Under creaking branches bared to rain
Wet wads of leaves clog the gutter.”
All day the rain fell, starting before dawn when the sound of rolling thunder woke me. The gentle crash accompanied by the thrum of rain on the roof is a comfort, and I fell back to sleep. The lines above are from Tony Connor’s “Autumn” (Things Unsaid: New and Selected Poems 1960-2005).
By mid-morning, the trees and grass had recovered some of their greenness. Eddies of dirt formed on the driveway and in the street, as rain washed away six months of dust. The ground is baked hard and is slow to absorb so much water. I replenished the backyard feeders and the birds bathed and fed at the same time. I counted three blue jays and two cardinals, male and female. One exotic showed up – a pale yellow parrot who fed on the seeds that had fallen to the ground. I watched him through the kitchen window with binoculars and saw that his features resembled a parakeet’s, but larger.
Except for one errand I stayed indoors all day, reading, writing and cleaning.
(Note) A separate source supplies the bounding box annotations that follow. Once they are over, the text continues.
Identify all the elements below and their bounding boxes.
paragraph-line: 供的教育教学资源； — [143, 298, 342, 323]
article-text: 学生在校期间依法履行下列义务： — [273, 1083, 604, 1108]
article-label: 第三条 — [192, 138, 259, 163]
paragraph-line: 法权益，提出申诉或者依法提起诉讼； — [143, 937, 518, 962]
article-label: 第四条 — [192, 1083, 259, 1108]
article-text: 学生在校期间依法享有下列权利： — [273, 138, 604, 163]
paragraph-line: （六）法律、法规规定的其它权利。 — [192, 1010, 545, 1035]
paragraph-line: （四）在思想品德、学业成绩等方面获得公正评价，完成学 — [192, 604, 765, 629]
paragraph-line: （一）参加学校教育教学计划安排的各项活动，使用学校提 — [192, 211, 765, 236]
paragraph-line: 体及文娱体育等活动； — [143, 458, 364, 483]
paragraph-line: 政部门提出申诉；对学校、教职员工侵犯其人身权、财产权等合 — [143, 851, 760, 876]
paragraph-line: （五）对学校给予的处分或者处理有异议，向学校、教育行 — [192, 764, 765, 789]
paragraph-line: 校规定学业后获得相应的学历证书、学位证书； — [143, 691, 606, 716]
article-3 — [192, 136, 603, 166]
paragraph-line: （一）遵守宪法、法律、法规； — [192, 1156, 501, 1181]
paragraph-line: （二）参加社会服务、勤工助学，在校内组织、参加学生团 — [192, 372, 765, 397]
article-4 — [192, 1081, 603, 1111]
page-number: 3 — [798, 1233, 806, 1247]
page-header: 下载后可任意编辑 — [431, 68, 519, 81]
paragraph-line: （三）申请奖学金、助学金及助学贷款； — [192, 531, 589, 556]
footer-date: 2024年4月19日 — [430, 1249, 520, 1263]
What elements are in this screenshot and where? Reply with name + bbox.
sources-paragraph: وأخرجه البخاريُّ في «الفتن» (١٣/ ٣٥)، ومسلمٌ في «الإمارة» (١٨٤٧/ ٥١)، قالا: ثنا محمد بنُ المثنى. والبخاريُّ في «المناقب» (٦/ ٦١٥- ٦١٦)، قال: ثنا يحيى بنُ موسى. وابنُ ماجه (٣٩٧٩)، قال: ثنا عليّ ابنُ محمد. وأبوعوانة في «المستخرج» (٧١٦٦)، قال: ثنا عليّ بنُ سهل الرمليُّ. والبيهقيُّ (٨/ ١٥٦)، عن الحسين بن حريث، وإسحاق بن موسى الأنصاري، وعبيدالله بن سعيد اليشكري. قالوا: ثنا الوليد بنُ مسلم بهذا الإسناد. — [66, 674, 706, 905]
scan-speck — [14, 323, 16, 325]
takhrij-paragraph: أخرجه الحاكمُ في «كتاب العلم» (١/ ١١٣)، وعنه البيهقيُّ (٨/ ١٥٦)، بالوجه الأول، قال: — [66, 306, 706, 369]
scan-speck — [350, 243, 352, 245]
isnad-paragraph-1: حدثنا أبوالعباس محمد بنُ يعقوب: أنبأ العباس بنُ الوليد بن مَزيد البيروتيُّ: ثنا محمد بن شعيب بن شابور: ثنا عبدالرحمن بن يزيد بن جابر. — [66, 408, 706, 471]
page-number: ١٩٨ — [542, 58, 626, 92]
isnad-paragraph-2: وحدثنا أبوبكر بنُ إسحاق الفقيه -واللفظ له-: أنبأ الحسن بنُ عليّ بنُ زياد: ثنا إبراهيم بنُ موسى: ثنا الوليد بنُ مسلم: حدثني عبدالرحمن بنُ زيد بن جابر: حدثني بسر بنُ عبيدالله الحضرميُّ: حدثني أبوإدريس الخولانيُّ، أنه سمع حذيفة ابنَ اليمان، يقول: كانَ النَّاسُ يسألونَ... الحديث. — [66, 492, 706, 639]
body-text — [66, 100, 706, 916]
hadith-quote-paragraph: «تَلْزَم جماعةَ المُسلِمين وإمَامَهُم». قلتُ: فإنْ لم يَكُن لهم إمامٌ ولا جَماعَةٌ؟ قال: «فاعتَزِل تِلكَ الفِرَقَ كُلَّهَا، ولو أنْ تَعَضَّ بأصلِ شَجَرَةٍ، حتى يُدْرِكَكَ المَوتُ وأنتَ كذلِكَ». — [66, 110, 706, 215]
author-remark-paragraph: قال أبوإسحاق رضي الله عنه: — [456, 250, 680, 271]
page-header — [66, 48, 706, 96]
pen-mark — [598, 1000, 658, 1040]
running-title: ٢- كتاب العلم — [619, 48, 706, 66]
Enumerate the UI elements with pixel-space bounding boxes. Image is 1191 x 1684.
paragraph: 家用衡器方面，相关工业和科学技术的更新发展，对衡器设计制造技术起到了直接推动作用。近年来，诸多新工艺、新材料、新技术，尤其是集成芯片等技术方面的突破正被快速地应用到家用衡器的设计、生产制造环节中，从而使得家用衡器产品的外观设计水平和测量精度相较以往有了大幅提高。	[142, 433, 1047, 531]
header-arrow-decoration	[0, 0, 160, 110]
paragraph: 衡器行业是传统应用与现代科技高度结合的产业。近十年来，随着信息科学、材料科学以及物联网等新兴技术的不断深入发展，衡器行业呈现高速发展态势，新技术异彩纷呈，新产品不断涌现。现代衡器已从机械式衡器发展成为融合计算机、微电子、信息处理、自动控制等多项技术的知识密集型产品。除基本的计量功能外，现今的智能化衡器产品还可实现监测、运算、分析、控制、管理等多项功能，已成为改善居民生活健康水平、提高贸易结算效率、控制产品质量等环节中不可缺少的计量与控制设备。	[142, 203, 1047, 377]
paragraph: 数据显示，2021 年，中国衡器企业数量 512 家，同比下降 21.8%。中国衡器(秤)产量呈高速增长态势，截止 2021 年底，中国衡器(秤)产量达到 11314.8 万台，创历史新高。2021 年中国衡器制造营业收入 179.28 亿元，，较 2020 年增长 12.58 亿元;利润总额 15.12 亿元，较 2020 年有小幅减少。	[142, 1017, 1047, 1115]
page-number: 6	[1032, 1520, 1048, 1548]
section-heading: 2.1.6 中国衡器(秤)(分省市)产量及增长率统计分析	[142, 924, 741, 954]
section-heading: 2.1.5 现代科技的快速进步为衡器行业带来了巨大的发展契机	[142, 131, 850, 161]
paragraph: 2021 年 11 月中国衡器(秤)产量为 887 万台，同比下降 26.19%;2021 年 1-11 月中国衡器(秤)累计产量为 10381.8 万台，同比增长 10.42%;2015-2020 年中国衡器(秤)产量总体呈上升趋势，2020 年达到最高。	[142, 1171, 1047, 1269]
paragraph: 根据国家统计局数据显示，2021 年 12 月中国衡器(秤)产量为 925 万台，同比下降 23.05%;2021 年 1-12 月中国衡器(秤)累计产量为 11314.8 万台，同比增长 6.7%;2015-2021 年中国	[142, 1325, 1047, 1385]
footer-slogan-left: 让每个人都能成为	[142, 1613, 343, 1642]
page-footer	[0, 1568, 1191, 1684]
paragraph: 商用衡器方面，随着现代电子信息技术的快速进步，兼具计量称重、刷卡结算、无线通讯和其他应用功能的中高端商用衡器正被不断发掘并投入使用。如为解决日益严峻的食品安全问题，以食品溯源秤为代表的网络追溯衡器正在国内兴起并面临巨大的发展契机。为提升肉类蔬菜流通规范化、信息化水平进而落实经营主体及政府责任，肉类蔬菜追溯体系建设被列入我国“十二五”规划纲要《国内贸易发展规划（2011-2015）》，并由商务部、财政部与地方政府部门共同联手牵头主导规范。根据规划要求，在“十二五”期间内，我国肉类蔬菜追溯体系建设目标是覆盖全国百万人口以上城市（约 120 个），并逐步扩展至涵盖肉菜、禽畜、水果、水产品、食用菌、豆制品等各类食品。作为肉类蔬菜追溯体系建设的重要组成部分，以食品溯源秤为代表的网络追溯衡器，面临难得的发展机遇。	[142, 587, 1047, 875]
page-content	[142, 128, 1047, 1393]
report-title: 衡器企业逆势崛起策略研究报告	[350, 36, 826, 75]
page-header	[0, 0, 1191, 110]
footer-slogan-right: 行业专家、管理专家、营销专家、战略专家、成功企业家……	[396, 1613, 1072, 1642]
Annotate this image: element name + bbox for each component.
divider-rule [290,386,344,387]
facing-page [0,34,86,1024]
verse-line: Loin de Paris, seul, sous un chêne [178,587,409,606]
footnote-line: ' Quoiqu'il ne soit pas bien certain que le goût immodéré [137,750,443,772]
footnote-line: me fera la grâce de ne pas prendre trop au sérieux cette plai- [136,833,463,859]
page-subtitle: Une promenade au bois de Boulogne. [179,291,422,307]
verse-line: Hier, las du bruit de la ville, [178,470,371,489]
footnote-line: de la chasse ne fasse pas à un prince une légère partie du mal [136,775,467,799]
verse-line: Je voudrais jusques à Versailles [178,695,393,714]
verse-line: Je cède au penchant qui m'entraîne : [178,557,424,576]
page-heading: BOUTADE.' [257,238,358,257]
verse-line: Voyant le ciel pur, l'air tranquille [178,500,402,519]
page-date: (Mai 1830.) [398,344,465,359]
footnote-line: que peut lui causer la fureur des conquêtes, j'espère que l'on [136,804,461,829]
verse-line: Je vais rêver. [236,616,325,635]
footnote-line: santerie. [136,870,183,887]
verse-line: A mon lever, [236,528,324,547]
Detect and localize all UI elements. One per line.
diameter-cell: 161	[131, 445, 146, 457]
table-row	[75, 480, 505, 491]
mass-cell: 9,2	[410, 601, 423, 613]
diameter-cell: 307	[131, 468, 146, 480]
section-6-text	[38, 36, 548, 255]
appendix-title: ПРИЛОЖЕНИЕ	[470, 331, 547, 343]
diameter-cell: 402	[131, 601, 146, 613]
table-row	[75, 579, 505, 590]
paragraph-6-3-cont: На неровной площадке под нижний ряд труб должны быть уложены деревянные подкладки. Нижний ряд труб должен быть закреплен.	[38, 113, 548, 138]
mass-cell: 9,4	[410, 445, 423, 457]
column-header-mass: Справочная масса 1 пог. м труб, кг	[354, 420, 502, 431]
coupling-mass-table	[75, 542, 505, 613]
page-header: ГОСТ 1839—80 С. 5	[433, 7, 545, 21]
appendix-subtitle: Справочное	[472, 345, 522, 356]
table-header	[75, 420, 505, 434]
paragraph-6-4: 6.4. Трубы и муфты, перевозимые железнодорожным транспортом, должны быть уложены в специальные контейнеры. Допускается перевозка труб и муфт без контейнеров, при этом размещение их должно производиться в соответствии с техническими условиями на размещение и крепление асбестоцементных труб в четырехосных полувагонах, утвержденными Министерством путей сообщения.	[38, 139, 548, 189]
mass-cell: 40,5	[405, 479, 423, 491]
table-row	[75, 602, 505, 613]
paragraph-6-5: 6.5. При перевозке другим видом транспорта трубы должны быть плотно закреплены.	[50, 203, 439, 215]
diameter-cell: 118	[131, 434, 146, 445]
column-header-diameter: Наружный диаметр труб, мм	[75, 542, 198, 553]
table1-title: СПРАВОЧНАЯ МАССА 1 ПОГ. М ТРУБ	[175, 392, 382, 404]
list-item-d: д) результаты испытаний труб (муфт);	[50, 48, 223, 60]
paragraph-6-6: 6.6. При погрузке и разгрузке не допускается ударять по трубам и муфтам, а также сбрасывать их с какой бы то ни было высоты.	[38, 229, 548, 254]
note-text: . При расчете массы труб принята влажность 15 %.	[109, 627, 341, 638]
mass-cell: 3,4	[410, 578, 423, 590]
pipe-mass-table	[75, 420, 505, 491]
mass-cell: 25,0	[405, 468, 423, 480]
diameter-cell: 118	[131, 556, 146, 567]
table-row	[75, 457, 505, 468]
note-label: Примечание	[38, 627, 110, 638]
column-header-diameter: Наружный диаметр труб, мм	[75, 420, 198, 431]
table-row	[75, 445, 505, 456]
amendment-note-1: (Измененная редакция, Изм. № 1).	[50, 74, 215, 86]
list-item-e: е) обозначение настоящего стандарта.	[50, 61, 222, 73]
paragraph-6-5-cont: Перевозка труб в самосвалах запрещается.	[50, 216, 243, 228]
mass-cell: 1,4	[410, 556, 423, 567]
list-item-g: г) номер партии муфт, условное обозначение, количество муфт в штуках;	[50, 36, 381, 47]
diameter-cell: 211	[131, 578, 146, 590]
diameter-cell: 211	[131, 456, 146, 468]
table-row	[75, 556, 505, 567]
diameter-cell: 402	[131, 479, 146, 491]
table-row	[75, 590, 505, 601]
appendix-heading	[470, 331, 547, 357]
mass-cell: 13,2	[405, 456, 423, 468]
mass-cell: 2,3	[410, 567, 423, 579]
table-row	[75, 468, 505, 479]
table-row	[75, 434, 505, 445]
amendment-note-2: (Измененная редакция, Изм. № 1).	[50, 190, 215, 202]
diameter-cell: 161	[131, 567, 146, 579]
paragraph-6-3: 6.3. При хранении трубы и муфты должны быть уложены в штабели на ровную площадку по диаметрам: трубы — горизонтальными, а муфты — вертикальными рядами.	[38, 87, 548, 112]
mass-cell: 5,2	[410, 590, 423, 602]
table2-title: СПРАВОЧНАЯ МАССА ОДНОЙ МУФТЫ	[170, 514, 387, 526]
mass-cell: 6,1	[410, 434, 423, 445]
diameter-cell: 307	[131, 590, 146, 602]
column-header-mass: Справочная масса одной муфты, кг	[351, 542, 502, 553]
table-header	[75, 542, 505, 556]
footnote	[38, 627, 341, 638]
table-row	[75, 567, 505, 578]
Despite the rain, the small cat periodically went outdoors. Each time she came back in, the big cat washed her with her tongue, concentrating on face and ears. Cyril Connolly writes in The Unquiet Grave (1944):
“Cracking tawny nuts, looking out at the tawny planes [that is, plane trees] with their dappled festoons of yellow and green, reading the Tao Te Ching by a log fire: such is the wisdom of October: autumn bliss; the equinoctial study of religions.”